# Bora Bora in late December - Any thoughts or recommendations



## SrSeabass (Aug 10, 2008)

We are looking to charter in French Polynesia in late December. Given this is the start of the wet season and the recent tsunami activity im anxious to get some opinions on weather and safety. My prior charter experience was BVI so I anticipate this will be more challenging.

Thanks in advance!


----------



## TSOJOURNER (Dec 16, 1999)

I was living in French Polynesia for about 3 years. Never got problems in december neither others months during my stay. We had a <tsunami> evacuation but when it came ashore, it was a 2cm tsunami. Just a joke.

tsunami and hurricane are part of living on tropical islands. It happens less than we think.
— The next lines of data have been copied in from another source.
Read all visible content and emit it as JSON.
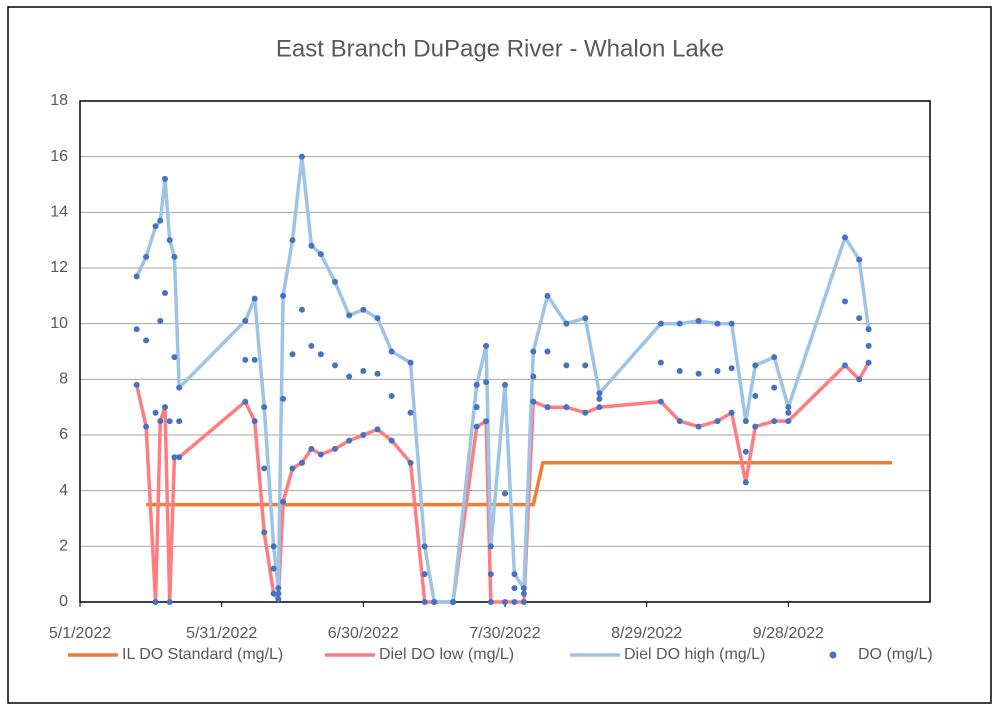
{
  "chart_data": {
    "type": "line",
    "title": "East Branch DuPage River - Whalon Lake",
    "xlim": [
      "2022-05-01",
      "2022-10-28"
    ],
    "xticks": [
      {
        "value": "2022-05-01",
        "label": "5/1/2022"
      },
      {
        "value": "2022-05-31",
        "label": "5/31/2022"
      },
      {
        "value": "2022-06-30",
        "label": "6/30/2022"
      },
      {
        "value": "2022-07-30",
        "label": "7/30/2022"
      },
      {
        "value": "2022-08-29",
        "label": "8/29/2022"
      },
      {
        "value": "2022-09-28",
        "label": "9/28/2022"
      }
    ],
    "ylim": [
      0,
      18
    ],
    "yticks": [
      0,
      2,
      4,
      6,
      8,
      10,
      12,
      14,
      16,
      18
    ],
    "grid": true,
    "legend": "bottom",
    "x": [
      "2022-05-13",
      "2022-05-15",
      "2022-05-17",
      "2022-05-18",
      "2022-05-19",
      "2022-05-20",
      "2022-05-21",
      "2022-05-22",
      "2022-06-05",
      "2022-06-07",
      "2022-06-09",
      "2022-06-11",
      "2022-06-12",
      "2022-06-13",
      "2022-06-15",
      "2022-06-17",
      "2022-06-19",
      "2022-06-21",
      "2022-06-24",
      "2022-06-27",
      "2022-06-30",
      "2022-07-03",
      "2022-07-06",
      "2022-07-10",
      "2022-07-13",
      "2022-07-15",
      "2022-07-19",
      "2022-07-24",
      "2022-07-26",
      "2022-07-27",
      "2022-07-30",
      "2022-08-01",
      "2022-08-03",
      "2022-08-05",
      "2022-08-08",
      "2022-08-12",
      "2022-08-16",
      "2022-08-19",
      "2022-09-01",
      "2022-09-05",
      "2022-09-09",
      "2022-09-13",
      "2022-09-16",
      "2022-09-19",
      "2022-09-21",
      "2022-09-25",
      "2022-09-28",
      "2022-10-10",
      "2022-10-13",
      "2022-10-15"
    ],
    "series": [
      {
        "name": "IL DO Standard (mg/L)",
        "color": "#ed7d31",
        "kind": "line",
        "width": 3.5,
        "x": [
          "2022-05-15",
          "2022-08-05",
          "2022-08-07",
          "2022-10-20"
        ],
        "values": [
          3.5,
          3.5,
          5,
          5
        ]
      },
      {
        "name": "Diel DO low (mg/L)",
        "color": "#ff7c80",
        "kind": "line",
        "width": 3.5,
        "values": [
          7.8,
          6.3,
          0,
          6.5,
          7,
          0,
          5.2,
          5.2,
          7.2,
          6.5,
          2.5,
          0.3,
          0.1,
          3.6,
          4.8,
          5,
          5.5,
          5.3,
          5.5,
          5.8,
          6,
          6.2,
          5.8,
          5,
          0,
          0,
          0,
          6.3,
          6.5,
          0,
          0,
          0,
          0,
          7.2,
          7,
          7,
          6.8,
          7,
          7.2,
          6.5,
          6.3,
          6.5,
          6.8,
          4.3,
          6.3,
          6.5,
          6.5,
          8.5,
          8,
          8.6
        ]
      },
      {
        "name": "Diel DO high (mg/L)",
        "color": "#9dc3e6",
        "kind": "line",
        "width": 3.5,
        "values": [
          11.7,
          12.4,
          13.5,
          13.7,
          15.2,
          13,
          12.4,
          7.7,
          10.1,
          10.9,
          7,
          2,
          0.5,
          11,
          13,
          16,
          12.8,
          12.5,
          11.5,
          10.3,
          10.5,
          10.2,
          9,
          8.6,
          2,
          0,
          0,
          7.8,
          9.2,
          2,
          7.8,
          1,
          0.5,
          9,
          11,
          10,
          10.2,
          7.5,
          10,
          10,
          10.1,
          10,
          10,
          6.5,
          8.5,
          8.8,
          7,
          13.1,
          12.3,
          9.8
        ]
      },
      {
        "name": "DO (mg/L)",
        "color": "#4472c4",
        "kind": "scatter",
        "x": [
          "2022-05-13",
          "2022-05-13",
          "2022-05-13",
          "2022-05-15",
          "2022-05-15",
          "2022-05-15",
          "2022-05-17",
          "2022-05-17",
          "2022-05-17",
          "2022-05-18",
          "2022-05-18",
          "2022-05-18",
          "2022-05-19",
          "2022-05-19",
          "2022-05-19",
          "2022-05-20",
          "2022-05-20",
          "2022-05-20",
          "2022-05-21",
          "2022-05-21",
          "2022-05-21",
          "2022-05-22",
          "2022-05-22",
          "2022-05-22",
          "2022-06-05",
          "2022-06-05",
          "2022-06-05",
          "2022-06-07",
          "2022-06-07",
          "2022-06-07",
          "2022-06-09",
          "2022-06-09",
          "2022-06-09",
          "2022-06-11",
          "2022-06-11",
          "2022-06-11",
          "2022-06-12",
          "2022-06-12",
          "2022-06-12",
          "2022-06-13",
          "2022-06-13",
          "2022-06-13",
          "2022-06-15",
          "2022-06-15",
          "2022-06-15",
          "2022-06-17",
          "2022-06-17",
          "2022-06-17",
          "2022-06-19",
          "2022-06-19",
          "2022-06-19",
          "2022-06-21",
          "2022-06-21",
          "2022-06-21",
          "2022-06-24",
          "2022-06-24",
          "2022-06-24",
          "2022-06-27",
          "2022-06-27",
          "2022-06-27",
          "2022-06-30",
          "2022-06-30",
          "2022-06-30",
          "2022-07-03",
          "2022-07-03",
          "2022-07-03",
          "2022-07-06",
          "2022-07-06",
          "2022-07-06",
          "2022-07-10",
          "2022-07-10",
          "2022-07-10",
          "2022-07-13",
          "2022-07-13",
          "2022-07-13",
          "2022-07-15",
          "2022-07-15",
          "2022-07-15",
          "2022-07-19",
          "2022-07-19",
          "2022-07-19",
          "2022-07-24",
          "2022-07-24",
          "2022-07-24",
          "2022-07-26",
          "2022-07-26",
          "2022-07-26",
          "2022-07-27",
          "2022-07-27",
          "2022-07-27",
          "2022-07-30",
          "2022-07-30",
          "2022-07-30",
          "2022-08-01",
          "2022-08-01",
          "2022-08-01",
          "2022-08-03",
          "2022-08-03",
          "2022-08-03",
          "2022-08-05",
          "2022-08-05",
          "2022-08-05",
          "2022-08-08",
          "2022-08-08",
          "2022-08-08",
          "2022-08-12",
          "2022-08-12",
          "2022-08-12",
          "2022-08-16",
          "2022-08-16",
          "2022-08-16",
          "2022-08-19",
          "2022-08-19",
          "2022-08-19",
          "2022-09-01",
          "2022-09-01",
          "2022-09-01",
          "2022-09-05",
          "2022-09-05",
          "2022-09-05",
          "2022-09-09",
          "2022-09-09",
          "2022-09-09",
          "2022-09-13",
          "2022-09-13",
          "2022-09-13",
          "2022-09-16",
          "2022-09-16",
          "2022-09-16",
          "2022-09-19",
          "2022-09-19",
          "2022-09-19",
          "2022-09-21",
          "2022-09-21",
          "2022-09-21",
          "2022-09-25",
          "2022-09-25",
          "2022-09-25",
          "2022-09-28",
          "2022-09-28",
          "2022-09-28",
          "2022-10-10",
          "2022-10-10",
          "2022-10-10",
          "2022-10-13",
          "2022-10-13",
          "2022-10-13",
          "2022-10-15",
          "2022-10-15",
          "2022-10-15"
        ],
        "values": [
          7.8,
          9.8,
          11.7,
          6.3,
          9.4,
          12.4,
          0,
          6.8,
          13.5,
          6.5,
          10.1,
          13.7,
          7,
          11.1,
          15.2,
          0,
          6.5,
          13,
          5.2,
          8.8,
          12.4,
          5.2,
          6.5,
          7.7,
          7.2,
          8.7,
          10.1,
          6.5,
          8.7,
          10.9,
          2.5,
          4.8,
          7,
          0.3,
          1.2,
          2,
          0.1,
          0.3,
          0.5,
          3.6,
          7.3,
          11,
          4.8,
          8.9,
          13,
          5,
          10.5,
          16,
          5.5,
          9.2,
          12.8,
          5.3,
          8.9,
          12.5,
          5.5,
          8.5,
          11.5,
          5.8,
          8.1,
          10.3,
          6,
          8.3,
          10.5,
          6.2,
          8.2,
          10.2,
          5.8,
          7.4,
          9,
          5,
          6.8,
          8.6,
          0,
          1,
          2,
          0,
          0,
          0,
          0,
          0,
          0,
          6.3,
          7,
          7.8,
          6.5,
          7.9,
          9.2,
          0,
          1,
          2,
          0,
          3.9,
          7.8,
          0,
          0.5,
          1,
          0,
          0.3,
          0.5,
          7.2,
          8.1,
          9,
          7,
          9,
          11,
          7,
          8.5,
          10,
          6.8,
          8.5,
          10.2,
          7,
          7.3,
          7.5,
          7.2,
          8.6,
          10,
          6.5,
          8.3,
          10,
          6.3,
          8.2,
          10.1,
          6.5,
          8.3,
          10,
          6.8,
          8.4,
          10,
          4.3,
          5.4,
          6.5,
          6.3,
          7.4,
          8.5,
          6.5,
          7.7,
          8.8,
          6.5,
          6.8,
          7,
          8.5,
          10.8,
          13.1,
          8,
          10.2,
          12.3,
          8.6,
          9.2,
          9.8
        ]
      }
    ]
  }
}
Problem is link to the fact when it happens, it is brodcasted every where across north america and europe. When you are on the island, it is usually less drama than it is showing on TV. I also had a 4 days hurricane in the indian ocean (with a 5 minutes of peace while in the eye) and I am still alive.

Don't worry, you will be in a safe place.


----------



## Omatako (Sep 14, 2003)

Read this and decide.

Landfalls of paradise: cruising ... - Google Books

Tsunami are not seasonal and are rare anywhere.


----------



## Hesper (May 4, 2006)

I was there in February 2007. In two weeks there were three days of gentle breezes, otherwise dead calm. Go figure.


----------



## SiberianSea (Sep 21, 2010)

I spent last winter there and was on Moorea Island when storm "Oli" came through. Although Bora Bora got a more dammage none of the sailboats at anchor at Moorea were harmed. Bora Bora is WAY overrated. Yes it looks just like the photo's but the island itself is not as it might seem. There is trash and garbage tossed about and its very very expensive. Just to stand there and smell the sea air seems to cost money. Right next to Bora Bora is Huahine island. There you can get away from the club med. types and have room to explore. But Moorea is the place. Honestly Moorea has nice anchorages, wonderful diving and swimming with many small village stores found along the road that circles the whole island. For a small fee there is a high speed ferry that runs between Moorea and Tahiti. Tahiti has much lower cost supplies. Other wonderful places are the atolls Rangiroa, Mataiva, Tetiaroa, Raiatea and Tahaa. Your goin' to love French Polynesia.


----------